Channel 4 will provide terrestrial TV coverage, with Lee Mackenzie and David Coulthard leading the presentation

W Series

Expect to learn more in the TV coverage this year about this “extraordinary bunch of women”, as Bond Muir describes them. Having established the series two years ago, it is hoped one of the benefits of supporting F1 will be to help build up the drivers’ characters, both new and old to the series. Chadwick is back to defend her title, as is Powell to try and wrest it off her. Then there’s Emma Kimiläinen, who rivalled Powell as the in-form driver at the end of season one, plus the other 2019 race winners Beitske Visser and Marta Garcia. Then there are the new recruits, including ex-Grand Tour tester Abbie Eaton, initially a W Series vocal critic but who is now happy “to put my hands up and admit I was wrong”. A series in which you don’t have to pay to race and compete on the same bill as F1, with the chance to win decent prize money? No wonder she changed her mind.

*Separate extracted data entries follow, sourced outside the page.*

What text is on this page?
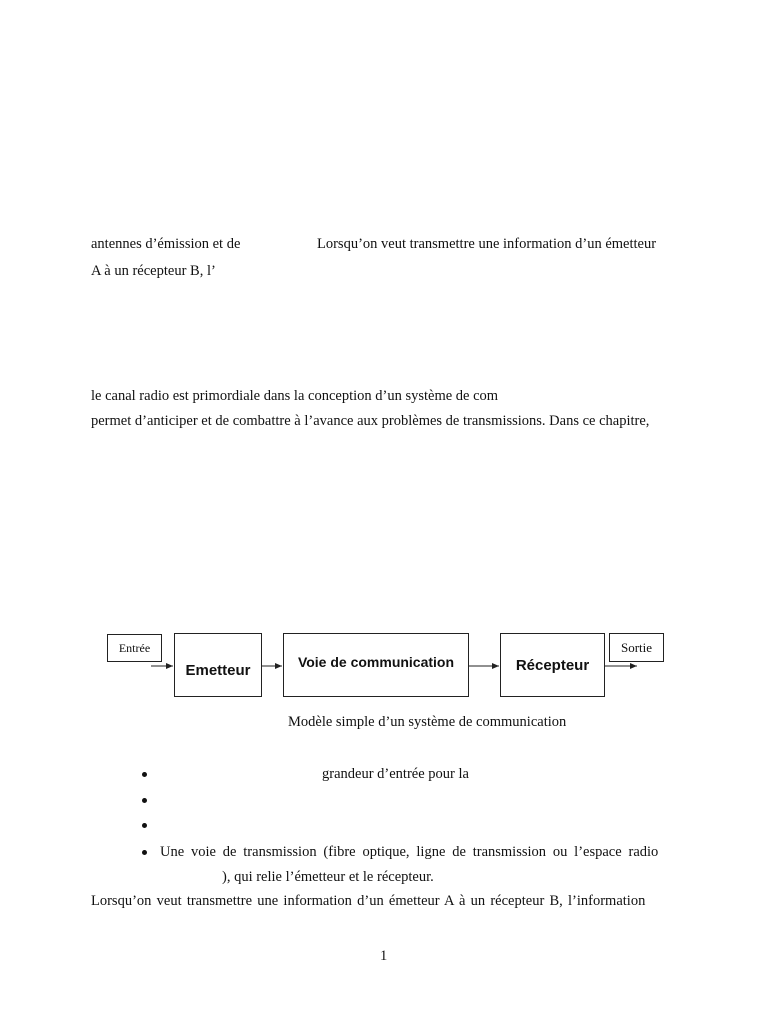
antennes d’émission et de	Lorsqu’on veut transmettre une information d’un émetteur
A à un récepteur B, l’
le canal radio est primordiale dans la conception d’un système de com
permet d’anticiper et de combattre à l’avance aux problèmes de transmissions. Dans ce chapitre,
Entrée
Emetteur	Voie de communication	Récepteur
Sortie
Modèle simple d’un système de communication
grandeur d’entrée pour la
Une voie de transmission (fibre optique, ligne de transmission ou l’espace radio
), qui relie l’émetteur et le récepteur.
Lorsqu’on veut transmettre une information d’un émetteur A à un récepteur B, l’information
1
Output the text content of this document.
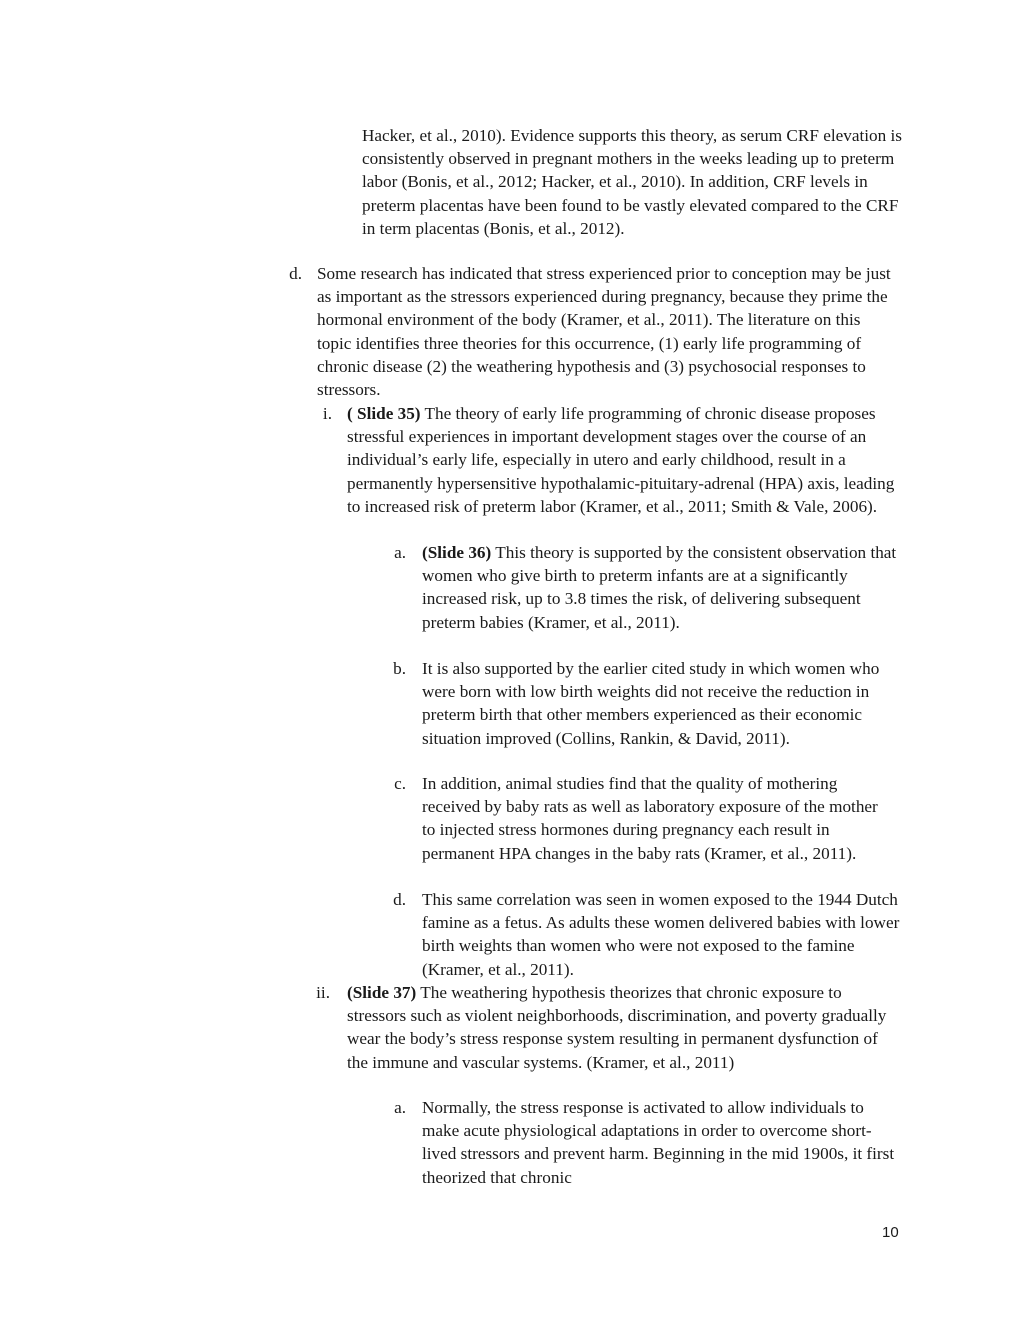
Hacker, et al., 2010). Evidence supports this theory, as serum CRF elevation is consistently observed in pregnant mothers in the weeks leading up to preterm labor (Bonis, et al., 2012; Hacker, et al., 2010). In addition, CRF levels in preterm placentas have been found to be vastly elevated compared to the CRF in term placentas (Bonis, et al., 2012).

d. Some research has indicated that stress experienced prior to conception may be just as important as the stressors experienced during pregnancy, because they prime the hormonal environment of the body (Kramer, et al., 2011). The literature on this topic identifies three theories for this occurrence, (1) early life programming of chronic disease (2) the weathering hypothesis and (3) psychosocial responses to stressors.

i. ( Slide 35) The theory of early life programming of chronic disease proposes stressful experiences in important development stages over the course of an individual’s early life, especially in utero and early childhood, result in a permanently hypersensitive hypothalamic-pituitary-adrenal (HPA) axis, leading to increased risk of preterm labor (Kramer, et al., 2011; Smith & Vale, 2006).

a. (Slide 36) This theory is supported by the consistent observation that women who give birth to preterm infants are at a significantly increased risk, up to 3.8 times the risk, of delivering subsequent preterm babies (Kramer, et al., 2011).

b. It is also supported by the earlier cited study in which women who were born with low birth weights did not receive the reduction in preterm birth that other members experienced as their economic situation improved (Collins, Rankin, & David, 2011).

c. In addition, animal studies find that the quality of mothering received by baby rats as well as laboratory exposure of the mother to injected stress hormones during pregnancy each result in permanent HPA changes in the baby rats (Kramer, et al., 2011).

d. This same correlation was seen in women exposed to the 1944 Dutch famine as a fetus. As adults these women delivered babies with lower birth weights than women who were not exposed to the famine (Kramer, et al., 2011).

ii. (Slide 37) The weathering hypothesis theorizes that chronic exposure to stressors such as violent neighborhoods, discrimination, and poverty gradually wear the body’s stress response system resulting in permanent dysfunction of the immune and vascular systems. (Kramer, et al., 2011)

a. Normally, the stress response is activated to allow individuals to make acute physiological adaptations in order to overcome short-lived stressors and prevent harm. Beginning in the mid 1900s, it first theorized that chronic

10
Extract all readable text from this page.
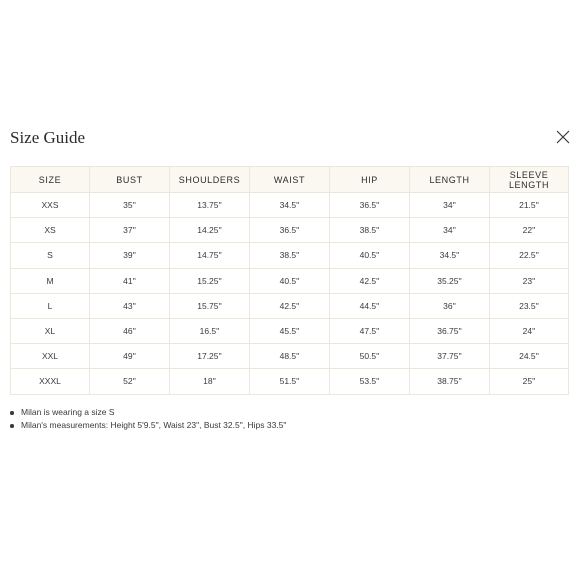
Size Guide
SIZE	BUST	SHOULDERS	WAIST	HIP	LENGTH	SLEEVE LENGTH
XXS	35''	13.75''	34.5''	36.5''	34''	21.5''
XS	37''	14.25''	36.5''	38.5''	34''	22''
S	39''	14.75''	38.5''	40.5''	34.5''	22.5''
M	41''	15.25''	40.5''	42.5''	35.25''	23''
L	43''	15.75''	42.5''	44.5''	36''	23.5''
XL	46''	16.5''	45.5''	47.5''	36.75''	24''
XXL	49''	17.25''	48.5''	50.5''	37.75''	24.5''
XXXL	52''	18''	51.5''	53.5''	38.75''	25''
Milan is wearing a size S
Milan's measurements: Height 5'9.5", Waist 23", Bust 32.5", Hips 33.5"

What will really seal the deal for W Series is if one of its drivers moves on to a platinum-grade seat in a mainstream international championship – and then thrives. It doesn’t have to be F1 (although that would obviously be ideal), but motor sport is crying out for a female racer to come through who can score big results on a major stage. Is that one of the current crop from W Series? If it isn’t, perhaps the women who compete this year will inspire young girls tuning in to Channel 4 to chase their own racing dreams. The main thing holding back women in motor sport is not necessarily prejudice, but simple mathematics: not enough girls and young women are being encouraged to take up racing, and therefore the chances of a top-grade talent coming through are smaller than they should be. W Series is part of the increasingly vocal narrative that is attempting to change that, and for that reason alone it has to be a good thing it has survived to make it to season two.